America’s recent experiences hold important lessons for China. Monetary stimulus on its own is insufficient and creates economic imbalances by enriching capital-holders. Monetary stimulus combined with fiscal stimulus clearly works, but if too large, or too sustained, it will produce strong inflationary pressures. And naturally, large fiscal stimuli built upon unsustainable government finances will not only spur inflation, but potentially bankrupt a nation.
There are therefore important trade-offs, but if governments wait and enact piecemeal measures that never quite sway the public, even more danger awaits. Simply put, without a major jolt to confidence, it's hard to ease deflationary pressures.

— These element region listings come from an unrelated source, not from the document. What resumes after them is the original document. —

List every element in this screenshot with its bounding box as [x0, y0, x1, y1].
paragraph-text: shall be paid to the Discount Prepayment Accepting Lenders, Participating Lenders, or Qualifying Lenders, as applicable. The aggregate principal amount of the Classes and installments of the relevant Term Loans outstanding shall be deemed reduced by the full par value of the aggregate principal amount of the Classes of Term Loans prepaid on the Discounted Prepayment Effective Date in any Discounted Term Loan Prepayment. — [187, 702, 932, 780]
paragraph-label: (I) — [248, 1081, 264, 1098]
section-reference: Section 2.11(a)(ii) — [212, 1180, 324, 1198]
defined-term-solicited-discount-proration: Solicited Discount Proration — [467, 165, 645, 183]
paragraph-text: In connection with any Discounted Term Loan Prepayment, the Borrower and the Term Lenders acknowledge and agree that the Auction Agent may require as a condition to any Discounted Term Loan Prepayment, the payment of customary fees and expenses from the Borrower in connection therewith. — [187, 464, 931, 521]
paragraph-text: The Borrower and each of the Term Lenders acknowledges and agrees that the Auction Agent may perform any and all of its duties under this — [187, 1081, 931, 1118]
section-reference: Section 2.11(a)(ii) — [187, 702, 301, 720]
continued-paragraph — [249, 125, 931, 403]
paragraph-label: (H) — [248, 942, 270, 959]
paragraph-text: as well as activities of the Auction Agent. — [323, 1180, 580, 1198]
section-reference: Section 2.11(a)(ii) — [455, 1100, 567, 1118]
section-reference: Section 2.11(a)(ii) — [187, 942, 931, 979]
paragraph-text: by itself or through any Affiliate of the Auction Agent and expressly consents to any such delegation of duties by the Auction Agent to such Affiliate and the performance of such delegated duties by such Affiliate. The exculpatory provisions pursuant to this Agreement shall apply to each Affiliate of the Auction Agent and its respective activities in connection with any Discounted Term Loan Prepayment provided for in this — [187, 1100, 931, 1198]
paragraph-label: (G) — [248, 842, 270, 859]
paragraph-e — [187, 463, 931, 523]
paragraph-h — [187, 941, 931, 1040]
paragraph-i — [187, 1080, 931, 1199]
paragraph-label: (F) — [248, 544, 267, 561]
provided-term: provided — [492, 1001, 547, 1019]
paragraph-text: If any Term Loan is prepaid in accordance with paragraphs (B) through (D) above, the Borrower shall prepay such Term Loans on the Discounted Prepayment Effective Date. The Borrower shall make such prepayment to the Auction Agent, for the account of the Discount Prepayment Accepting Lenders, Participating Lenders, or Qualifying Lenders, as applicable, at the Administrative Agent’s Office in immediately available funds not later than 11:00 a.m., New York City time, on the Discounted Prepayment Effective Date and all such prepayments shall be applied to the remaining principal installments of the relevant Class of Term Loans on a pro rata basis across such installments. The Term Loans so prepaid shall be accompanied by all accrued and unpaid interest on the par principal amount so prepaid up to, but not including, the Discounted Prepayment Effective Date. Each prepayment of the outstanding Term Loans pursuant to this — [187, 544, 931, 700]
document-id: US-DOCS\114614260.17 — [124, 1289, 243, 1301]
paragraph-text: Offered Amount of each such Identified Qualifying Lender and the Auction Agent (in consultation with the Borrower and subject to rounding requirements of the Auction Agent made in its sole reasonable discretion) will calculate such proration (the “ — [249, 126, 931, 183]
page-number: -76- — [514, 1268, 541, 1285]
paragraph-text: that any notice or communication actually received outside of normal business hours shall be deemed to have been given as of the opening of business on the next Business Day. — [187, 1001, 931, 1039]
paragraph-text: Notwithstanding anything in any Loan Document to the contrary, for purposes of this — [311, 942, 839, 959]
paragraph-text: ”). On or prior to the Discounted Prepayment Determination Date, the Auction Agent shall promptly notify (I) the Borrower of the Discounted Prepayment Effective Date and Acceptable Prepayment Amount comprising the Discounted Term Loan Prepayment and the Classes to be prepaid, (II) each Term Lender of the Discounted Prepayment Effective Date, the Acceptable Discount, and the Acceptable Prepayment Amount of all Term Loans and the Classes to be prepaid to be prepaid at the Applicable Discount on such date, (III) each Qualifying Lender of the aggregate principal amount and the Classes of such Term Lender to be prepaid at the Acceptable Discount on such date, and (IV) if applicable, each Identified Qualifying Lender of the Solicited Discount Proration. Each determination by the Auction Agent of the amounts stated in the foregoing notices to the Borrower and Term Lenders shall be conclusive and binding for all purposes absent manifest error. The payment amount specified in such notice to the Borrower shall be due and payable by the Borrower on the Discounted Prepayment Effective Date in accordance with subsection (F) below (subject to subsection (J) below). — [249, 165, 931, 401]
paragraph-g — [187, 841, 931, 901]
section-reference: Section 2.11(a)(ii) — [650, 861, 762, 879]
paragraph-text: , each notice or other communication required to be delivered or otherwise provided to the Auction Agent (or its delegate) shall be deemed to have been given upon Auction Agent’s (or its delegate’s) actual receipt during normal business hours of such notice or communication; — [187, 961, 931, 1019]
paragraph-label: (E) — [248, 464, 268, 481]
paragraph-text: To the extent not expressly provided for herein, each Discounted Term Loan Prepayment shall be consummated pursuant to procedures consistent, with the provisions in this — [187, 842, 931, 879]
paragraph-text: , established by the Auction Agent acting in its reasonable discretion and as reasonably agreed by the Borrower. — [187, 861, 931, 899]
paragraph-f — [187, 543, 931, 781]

In particular, real estate slumps are very difficult to turn around since they feed heavily into consumer spending, producing the long-lasting negative feedback cycles so commonly seen in other housing busts like Japan’s.
Although it was used to address unlike circumstances, there was a certain genius behind Mario Draghi’s statement that “the ECB is ready to do whatever it takes to preserve the euro.” China requires a “whatever it takes” moment. A truly big bazooka aimed squarely at the root of the problem: housing.
The outlines of this solution are already apparent in Chinese government pronouncements and recently announced policy packages. The government is creating a “white list” of real estate projects. This program will be expanded to four trillion yuan ($562 billion) from about 2.23 trillion yuan already deployed, Housing Minister Ni Hong recently specified. These are projects in various stages of development that hold commercial potential and are deemed as worthwhile completing.
However, despite their good intentions, these policies are insufficient. Beijing has to deploy a “heavy punch combo,” resetting market sentiments. First of all, top government officials need to state that they will do whatever it takes to revive the housing market and complete all unfinished housing projects.
A large number needs to be included to set expectations, somewhere north of 10 trillion yuan, ideally 20 trillion. These monies should be gradually expended with the clear intent to finish the thousands of unfinished projects dotting Chinese cities, especially those located in third and fourth tier cities. As is the intent with the “white list” much of this housing will be converted to low-cost rentals supported by local governments.
Additional policies, some already announced, could create new demand for such housing by opening up the hukou (residency) system further, creating portable pensions and medical care, and putting in place various incentives for retirees, indeed, whole families to relocate to much cheaper inland cities. The high-speed rail system has already laid the infrastructure to make such demand plausible.
Three to four years of booming construction and real estate markets, especially in lower tier cities, will also create much needed policy space to address local government debts. Policies to convert hidden debts to actual local government debts are much more likely to be successful with a buoyant economic backdrop.
Overall, policies announced so far already go a long way towards stemming some of the problems in the housing market and the broader Chinese economy. But Beijing leaders need to leave their piecemeal incremental approach behind and roll out a bazooka so large, it resets consumer and investor expectations.
A whatever it takes moment is needed, one that focuses on putting a floor under the housing slump, reviving construction on a sustainable scale over several years, and creating the incentives for all this new housing stock, even that in third and fourth tier cities, to be gradually absorbed.
In the end, finished flats could be given away by lottery. Better than thousands of uncompleted construction sites blighting the Chinese landscape.